Expounding further on the Filipino First Policy provision Commissioner Nolledo continues —

  1. NOLLEDO. Yes, Madam President. Instead of “MUST,” it will be “SHALL — THE STATE SHALL GlVE PREFERENCE TO QUALIFIED FILIPINOS. This embodies the so-called “Filipino First” policy. That means that Filipinos should be given preference in the grant of concessions, privileges and rights covering the national patrimony.

The exchange of views in the sessions of the Constitutional Commission regarding the subject provision was still further clarified by Commissioner Nolledo —

Paragraph 2 of Section 10 explicitly mandates the “Pro-Filipino” bias in all economic concerns. It is better known as the FILIPINO FIRST Policy . . . This provision was never found in previous Constitutions . . . .

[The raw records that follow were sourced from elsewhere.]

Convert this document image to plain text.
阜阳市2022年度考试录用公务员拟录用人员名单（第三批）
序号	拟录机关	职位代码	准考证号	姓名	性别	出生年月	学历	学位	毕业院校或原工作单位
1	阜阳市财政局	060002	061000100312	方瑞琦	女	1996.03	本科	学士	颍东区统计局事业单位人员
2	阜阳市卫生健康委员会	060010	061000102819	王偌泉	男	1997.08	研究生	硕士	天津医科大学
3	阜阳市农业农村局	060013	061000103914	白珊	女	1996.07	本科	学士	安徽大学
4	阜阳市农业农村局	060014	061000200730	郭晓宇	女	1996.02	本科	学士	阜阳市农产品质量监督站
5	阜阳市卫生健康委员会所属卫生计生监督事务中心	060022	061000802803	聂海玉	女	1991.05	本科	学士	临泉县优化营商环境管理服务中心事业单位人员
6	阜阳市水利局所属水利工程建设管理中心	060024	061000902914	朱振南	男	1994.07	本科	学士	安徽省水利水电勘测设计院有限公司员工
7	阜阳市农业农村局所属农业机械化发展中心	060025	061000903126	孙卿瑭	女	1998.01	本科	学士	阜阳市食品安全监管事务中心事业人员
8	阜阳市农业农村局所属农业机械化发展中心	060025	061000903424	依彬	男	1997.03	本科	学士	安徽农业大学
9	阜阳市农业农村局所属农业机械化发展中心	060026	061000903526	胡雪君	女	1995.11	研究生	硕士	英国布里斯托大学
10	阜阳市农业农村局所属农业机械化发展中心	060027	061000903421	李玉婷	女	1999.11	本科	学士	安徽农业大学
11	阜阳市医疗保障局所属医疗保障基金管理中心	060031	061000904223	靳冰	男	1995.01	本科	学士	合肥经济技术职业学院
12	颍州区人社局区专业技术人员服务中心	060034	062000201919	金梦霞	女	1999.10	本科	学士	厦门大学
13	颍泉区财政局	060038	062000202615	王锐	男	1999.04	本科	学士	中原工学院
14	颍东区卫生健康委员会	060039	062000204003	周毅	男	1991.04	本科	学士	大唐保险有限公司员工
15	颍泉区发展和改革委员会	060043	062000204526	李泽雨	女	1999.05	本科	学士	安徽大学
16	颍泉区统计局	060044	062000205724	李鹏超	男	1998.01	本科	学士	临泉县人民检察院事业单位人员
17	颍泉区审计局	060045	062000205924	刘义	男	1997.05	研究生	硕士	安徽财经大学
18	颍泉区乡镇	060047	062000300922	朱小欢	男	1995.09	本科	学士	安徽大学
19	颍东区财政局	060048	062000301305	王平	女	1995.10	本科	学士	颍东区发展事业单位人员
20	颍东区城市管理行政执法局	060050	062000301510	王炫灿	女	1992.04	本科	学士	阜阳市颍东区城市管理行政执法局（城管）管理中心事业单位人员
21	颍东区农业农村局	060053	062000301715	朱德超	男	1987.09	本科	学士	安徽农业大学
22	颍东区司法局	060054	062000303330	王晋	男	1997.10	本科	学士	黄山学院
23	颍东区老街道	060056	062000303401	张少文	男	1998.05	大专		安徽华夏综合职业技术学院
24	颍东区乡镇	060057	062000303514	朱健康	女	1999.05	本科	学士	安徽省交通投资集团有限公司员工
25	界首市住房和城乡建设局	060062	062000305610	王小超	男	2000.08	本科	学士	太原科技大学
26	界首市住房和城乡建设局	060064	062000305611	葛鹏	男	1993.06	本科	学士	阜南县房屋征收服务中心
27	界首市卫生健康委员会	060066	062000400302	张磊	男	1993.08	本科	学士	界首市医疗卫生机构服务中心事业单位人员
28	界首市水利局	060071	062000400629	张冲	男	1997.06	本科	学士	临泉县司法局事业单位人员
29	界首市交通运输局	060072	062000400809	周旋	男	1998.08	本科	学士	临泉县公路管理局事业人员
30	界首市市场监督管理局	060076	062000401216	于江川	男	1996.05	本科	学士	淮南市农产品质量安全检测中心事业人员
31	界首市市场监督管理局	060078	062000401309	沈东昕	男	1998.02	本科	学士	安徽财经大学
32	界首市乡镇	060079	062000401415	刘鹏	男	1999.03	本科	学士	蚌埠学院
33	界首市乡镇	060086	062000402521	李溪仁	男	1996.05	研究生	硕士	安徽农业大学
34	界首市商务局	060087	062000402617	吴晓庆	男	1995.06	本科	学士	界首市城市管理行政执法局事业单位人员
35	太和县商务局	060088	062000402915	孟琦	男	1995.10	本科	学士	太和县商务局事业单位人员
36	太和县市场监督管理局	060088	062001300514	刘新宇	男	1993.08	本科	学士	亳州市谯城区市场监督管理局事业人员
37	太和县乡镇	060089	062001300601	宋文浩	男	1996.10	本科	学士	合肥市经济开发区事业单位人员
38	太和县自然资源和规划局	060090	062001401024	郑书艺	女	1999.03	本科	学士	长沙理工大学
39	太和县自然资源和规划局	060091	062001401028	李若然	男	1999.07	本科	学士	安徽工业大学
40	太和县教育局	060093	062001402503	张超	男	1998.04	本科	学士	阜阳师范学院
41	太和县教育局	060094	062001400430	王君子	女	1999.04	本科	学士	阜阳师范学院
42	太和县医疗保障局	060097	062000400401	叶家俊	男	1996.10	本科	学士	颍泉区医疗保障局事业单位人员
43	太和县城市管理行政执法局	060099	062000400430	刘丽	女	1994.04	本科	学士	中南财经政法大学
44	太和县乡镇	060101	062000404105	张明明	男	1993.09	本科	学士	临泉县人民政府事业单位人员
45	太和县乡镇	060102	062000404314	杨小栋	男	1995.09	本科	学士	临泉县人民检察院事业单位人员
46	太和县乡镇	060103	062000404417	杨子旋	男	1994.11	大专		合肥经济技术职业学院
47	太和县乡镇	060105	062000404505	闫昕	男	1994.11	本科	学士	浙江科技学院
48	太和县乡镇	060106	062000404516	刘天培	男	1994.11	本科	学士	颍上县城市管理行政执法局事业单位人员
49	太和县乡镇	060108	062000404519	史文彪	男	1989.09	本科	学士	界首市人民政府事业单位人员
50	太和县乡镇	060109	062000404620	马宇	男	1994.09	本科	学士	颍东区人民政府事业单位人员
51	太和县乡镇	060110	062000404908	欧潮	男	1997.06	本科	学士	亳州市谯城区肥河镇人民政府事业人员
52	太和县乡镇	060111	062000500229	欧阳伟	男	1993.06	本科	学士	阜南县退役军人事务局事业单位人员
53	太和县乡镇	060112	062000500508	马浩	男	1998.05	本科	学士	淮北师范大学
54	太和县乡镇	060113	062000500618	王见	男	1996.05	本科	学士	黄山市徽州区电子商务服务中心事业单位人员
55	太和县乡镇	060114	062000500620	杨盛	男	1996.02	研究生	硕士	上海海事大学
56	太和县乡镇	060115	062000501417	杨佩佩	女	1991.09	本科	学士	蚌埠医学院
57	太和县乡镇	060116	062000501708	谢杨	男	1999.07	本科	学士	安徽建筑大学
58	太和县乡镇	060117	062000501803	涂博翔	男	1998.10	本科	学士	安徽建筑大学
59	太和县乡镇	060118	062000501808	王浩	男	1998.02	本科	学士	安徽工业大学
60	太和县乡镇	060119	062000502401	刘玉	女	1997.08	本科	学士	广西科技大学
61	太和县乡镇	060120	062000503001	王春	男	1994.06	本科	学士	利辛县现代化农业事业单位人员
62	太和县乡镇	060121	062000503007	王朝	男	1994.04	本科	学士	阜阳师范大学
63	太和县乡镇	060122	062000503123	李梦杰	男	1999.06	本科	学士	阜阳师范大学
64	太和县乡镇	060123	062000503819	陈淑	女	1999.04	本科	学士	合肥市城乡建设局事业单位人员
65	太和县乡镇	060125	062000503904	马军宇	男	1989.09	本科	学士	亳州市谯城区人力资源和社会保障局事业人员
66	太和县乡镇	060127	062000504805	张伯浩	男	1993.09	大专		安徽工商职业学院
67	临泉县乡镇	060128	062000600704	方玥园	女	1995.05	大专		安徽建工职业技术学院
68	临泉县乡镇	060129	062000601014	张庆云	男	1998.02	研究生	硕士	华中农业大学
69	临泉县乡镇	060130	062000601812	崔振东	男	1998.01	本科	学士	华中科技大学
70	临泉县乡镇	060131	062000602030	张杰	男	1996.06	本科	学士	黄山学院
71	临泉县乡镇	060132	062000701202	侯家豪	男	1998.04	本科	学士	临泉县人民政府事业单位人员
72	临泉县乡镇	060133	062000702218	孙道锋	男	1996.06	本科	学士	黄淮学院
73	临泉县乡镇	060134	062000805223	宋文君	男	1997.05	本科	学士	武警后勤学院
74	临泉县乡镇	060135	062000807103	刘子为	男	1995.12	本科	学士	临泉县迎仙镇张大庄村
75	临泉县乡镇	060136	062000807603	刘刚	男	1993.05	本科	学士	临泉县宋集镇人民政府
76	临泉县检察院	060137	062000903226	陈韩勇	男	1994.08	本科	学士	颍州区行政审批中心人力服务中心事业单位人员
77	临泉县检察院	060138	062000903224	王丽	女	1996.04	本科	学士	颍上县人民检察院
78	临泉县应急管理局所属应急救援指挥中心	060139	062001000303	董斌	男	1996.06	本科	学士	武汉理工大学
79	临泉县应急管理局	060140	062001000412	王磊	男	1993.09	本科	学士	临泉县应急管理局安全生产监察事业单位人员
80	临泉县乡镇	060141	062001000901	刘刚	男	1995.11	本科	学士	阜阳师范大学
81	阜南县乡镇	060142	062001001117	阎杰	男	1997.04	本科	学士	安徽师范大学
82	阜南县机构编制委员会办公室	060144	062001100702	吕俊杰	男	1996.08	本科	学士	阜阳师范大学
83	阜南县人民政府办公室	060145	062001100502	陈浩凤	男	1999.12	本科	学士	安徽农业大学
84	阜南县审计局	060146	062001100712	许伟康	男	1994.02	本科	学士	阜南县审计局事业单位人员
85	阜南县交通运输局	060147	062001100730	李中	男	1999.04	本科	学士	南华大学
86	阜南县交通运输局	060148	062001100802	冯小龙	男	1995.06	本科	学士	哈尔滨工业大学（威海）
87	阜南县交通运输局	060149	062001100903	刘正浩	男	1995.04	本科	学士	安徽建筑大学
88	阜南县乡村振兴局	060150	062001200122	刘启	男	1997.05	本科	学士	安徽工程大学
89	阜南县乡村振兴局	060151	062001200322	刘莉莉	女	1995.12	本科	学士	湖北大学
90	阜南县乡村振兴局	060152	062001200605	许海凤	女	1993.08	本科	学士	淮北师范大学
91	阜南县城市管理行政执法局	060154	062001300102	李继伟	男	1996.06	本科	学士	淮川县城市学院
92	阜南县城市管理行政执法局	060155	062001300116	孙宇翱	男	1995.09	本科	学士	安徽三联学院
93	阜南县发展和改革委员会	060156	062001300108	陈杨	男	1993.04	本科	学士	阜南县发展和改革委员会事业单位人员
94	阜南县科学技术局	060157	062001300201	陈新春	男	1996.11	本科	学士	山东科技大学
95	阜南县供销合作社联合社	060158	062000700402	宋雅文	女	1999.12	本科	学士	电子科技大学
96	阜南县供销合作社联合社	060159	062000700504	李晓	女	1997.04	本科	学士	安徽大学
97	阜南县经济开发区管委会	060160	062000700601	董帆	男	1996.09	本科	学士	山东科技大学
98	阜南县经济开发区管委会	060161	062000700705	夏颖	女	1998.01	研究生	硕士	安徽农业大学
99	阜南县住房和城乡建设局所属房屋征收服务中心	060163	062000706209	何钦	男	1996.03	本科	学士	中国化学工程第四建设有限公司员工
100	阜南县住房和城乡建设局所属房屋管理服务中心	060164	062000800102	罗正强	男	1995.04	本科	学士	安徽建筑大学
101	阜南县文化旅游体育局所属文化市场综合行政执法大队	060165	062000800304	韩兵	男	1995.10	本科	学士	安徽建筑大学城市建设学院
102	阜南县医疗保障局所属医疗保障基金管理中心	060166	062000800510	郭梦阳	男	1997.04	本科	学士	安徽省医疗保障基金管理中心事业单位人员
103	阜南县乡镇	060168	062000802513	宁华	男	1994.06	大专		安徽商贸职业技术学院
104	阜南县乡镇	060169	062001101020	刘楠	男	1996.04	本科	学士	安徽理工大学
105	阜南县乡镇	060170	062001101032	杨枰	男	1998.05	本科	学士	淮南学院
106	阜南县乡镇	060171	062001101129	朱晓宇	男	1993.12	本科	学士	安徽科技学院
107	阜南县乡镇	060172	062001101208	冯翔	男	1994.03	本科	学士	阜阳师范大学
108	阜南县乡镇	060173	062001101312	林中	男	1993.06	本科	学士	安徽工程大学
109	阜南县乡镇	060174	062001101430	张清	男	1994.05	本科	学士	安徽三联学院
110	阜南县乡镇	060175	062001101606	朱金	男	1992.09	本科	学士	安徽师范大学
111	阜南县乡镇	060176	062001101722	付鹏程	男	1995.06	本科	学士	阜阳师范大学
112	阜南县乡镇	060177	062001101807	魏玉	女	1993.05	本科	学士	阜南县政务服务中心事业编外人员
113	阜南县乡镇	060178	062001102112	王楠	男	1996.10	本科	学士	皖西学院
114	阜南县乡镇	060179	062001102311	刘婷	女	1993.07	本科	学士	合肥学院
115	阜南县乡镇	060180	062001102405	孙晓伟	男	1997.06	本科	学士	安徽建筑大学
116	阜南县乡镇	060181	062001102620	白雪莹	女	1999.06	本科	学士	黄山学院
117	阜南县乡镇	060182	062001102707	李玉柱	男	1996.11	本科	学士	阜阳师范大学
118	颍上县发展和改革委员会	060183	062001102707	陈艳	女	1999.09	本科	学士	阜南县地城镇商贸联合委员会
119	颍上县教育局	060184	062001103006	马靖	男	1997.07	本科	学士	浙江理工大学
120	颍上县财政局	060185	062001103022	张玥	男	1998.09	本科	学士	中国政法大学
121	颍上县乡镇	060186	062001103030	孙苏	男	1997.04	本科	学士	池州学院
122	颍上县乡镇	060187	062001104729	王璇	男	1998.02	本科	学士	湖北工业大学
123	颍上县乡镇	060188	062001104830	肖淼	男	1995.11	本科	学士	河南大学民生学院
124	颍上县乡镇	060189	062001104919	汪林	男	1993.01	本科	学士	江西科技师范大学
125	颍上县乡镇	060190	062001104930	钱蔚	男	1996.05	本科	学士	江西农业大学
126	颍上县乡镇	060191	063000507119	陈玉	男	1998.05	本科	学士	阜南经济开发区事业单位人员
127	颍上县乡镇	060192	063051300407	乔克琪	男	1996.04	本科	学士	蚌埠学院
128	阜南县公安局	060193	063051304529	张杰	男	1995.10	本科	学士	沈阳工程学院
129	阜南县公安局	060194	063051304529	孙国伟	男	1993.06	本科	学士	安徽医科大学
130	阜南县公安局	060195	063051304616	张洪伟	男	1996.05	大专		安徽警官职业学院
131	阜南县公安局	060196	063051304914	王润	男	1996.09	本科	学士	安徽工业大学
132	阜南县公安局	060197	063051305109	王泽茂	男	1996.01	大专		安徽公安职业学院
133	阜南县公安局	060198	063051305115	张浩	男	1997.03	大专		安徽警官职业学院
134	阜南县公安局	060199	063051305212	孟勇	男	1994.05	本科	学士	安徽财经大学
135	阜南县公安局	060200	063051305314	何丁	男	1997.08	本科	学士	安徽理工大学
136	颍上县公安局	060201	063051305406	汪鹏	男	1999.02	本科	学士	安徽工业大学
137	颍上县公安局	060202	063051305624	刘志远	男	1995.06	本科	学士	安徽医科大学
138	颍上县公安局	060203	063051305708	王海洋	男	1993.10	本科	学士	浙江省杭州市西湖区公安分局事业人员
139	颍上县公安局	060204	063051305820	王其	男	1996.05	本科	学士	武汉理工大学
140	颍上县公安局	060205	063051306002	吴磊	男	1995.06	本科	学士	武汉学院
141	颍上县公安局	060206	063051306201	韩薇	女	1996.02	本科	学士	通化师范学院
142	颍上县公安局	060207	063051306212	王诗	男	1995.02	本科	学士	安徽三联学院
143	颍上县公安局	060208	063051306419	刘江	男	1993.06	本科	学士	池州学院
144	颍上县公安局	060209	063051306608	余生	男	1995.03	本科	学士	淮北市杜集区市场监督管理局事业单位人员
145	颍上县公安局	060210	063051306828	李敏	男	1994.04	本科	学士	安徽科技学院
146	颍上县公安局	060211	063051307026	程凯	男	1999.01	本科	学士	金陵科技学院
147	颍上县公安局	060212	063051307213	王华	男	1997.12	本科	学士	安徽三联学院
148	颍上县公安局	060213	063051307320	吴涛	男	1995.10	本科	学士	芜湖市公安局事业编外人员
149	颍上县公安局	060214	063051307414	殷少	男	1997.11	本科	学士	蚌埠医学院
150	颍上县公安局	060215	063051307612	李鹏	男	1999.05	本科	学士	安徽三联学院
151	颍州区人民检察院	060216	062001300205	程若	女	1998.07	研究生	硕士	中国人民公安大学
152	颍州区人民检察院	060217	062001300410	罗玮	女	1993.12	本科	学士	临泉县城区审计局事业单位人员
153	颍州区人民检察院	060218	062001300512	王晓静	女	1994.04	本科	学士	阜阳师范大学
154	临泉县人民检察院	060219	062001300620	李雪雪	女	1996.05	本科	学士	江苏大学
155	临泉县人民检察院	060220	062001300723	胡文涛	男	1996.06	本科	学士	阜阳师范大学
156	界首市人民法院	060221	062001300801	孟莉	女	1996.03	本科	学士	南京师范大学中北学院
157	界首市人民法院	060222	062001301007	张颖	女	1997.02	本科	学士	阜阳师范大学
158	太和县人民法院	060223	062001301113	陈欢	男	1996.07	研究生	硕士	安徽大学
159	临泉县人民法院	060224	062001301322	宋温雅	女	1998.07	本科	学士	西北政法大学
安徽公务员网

The term “qualified Filipinos” simply means that preference shall be given to those citizens who can make a viable contribution to the common good, because of credible competence and efficiency. It certainly does NOT mandate the pampering and preferential treatment to Filipino citizens or organizations that are incompetent or inefficient, since such an indiscriminate preference would be counter productive and inimical to the common good. In the granting of economic rights, privileges, and concessions, when a choice has to be made between a “qualified foreigner” end a “qualified Filipino,” the latter shall be chosen over the former.”

Lastly, the word qualified is also determinable. Petitioner was so considered by respondent GSIS and selected as one of the qualified bidders. It was pre-qualified by respondent GSIS in accordance with its own guidelines so that the sole inference here is that petitioner has been found to be possessed of proven management expertise in the hotel industry, or it has significant equity ownership in another hotel company, or it has an overall management and marketing proficiency to successfully operate the Manila Hotel.